TST

a) It is clear that $G$ is the Miquel point of completed quadrilateral $MNEF.LA$, thus $G$ lies on the circumcircle of $△AMN$, $△AEF$. Besides,

$$BM=BF+FM=EN+CE=CN.$$



Let $X$ be the midpoint of arc $BAC$ of $(O)$ then $△XBM=△XCN$. Hence, $\angle XMA=\angle XNA$; it follows that $X$ lies on the circumcircle of $AMN$, in other words, $(GMN)$ passes through fixed point $X$.

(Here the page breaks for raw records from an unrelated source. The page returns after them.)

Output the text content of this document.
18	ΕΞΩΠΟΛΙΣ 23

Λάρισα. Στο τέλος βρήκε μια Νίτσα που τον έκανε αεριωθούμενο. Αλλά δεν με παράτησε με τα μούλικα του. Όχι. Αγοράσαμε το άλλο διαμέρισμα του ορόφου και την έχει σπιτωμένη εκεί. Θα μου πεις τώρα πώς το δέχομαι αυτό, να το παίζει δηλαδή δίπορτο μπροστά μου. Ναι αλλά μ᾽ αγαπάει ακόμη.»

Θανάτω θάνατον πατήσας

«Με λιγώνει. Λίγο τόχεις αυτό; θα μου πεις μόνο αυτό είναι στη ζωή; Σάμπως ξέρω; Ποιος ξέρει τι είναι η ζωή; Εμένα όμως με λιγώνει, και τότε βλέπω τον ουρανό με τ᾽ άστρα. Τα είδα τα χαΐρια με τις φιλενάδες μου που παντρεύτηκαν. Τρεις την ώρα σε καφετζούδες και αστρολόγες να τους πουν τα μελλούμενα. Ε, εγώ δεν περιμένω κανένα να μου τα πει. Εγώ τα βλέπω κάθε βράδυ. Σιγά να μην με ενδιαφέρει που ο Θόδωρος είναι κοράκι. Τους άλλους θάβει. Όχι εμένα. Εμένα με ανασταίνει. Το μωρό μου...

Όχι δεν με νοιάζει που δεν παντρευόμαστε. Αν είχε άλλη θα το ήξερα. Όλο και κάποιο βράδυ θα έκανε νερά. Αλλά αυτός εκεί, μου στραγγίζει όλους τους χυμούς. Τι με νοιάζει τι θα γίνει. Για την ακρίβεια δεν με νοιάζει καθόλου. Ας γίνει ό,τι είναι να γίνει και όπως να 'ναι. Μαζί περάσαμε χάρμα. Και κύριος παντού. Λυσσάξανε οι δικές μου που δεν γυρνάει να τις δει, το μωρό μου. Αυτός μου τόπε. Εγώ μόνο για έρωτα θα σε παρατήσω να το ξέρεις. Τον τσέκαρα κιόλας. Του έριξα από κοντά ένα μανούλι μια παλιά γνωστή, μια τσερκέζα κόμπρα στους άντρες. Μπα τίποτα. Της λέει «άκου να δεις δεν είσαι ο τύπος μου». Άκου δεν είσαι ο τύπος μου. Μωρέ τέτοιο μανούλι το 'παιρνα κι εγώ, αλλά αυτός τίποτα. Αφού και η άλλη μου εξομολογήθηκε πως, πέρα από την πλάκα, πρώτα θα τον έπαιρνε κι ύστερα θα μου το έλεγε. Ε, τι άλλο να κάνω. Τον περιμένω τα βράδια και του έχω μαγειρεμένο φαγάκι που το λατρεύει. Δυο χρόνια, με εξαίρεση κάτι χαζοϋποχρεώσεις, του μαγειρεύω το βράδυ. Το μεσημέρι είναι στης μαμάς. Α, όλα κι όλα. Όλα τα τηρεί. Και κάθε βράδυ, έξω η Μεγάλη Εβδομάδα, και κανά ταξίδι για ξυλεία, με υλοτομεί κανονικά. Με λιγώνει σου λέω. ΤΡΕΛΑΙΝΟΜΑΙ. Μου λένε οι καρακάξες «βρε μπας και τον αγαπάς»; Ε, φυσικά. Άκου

b) Let $H$ be the orthocenter of $△ABC$. Since $G$ lies on the circumcircle of $△AMN$, $△AEF$, we have $△GMF\sim △GNE$, thus $$\frac{GE}{GF}=\frac{NE}{MF}=\frac{BF}{CE}=\frac{HF}{HE}$$ This means $GH$ bisects $EF$. Since $EF$ and $BC$ are anti-parallel with respect to $\angle BHC$, therefore $HG$ is the symmedian of $△HBC$. It is well known that $K$ and $H$ are symmetric with respect to $BC$. Thus $\angle PDI=\angle DKI=\angle DHI$, we obtain that $PQ\perp HI$. Therefore, $$\begin{gathered} \angle HGQ=90^{\circ }-\angle GHE=90^{\circ }-\angle CHI \\ =90^{\circ }-\angle GPQ=\angle TGQ. \end{gathered}$$ Hence, $G$, $H$ and $T$ are collinear. It is clear that $(BHC)$ is fixed circle since $\angle BHC=180^{\circ }-\angle BAC$. Thus, $HT$ passes through the intersection of tangents at $B$, $C$ of $(BHC)$ which is fixed. $\square$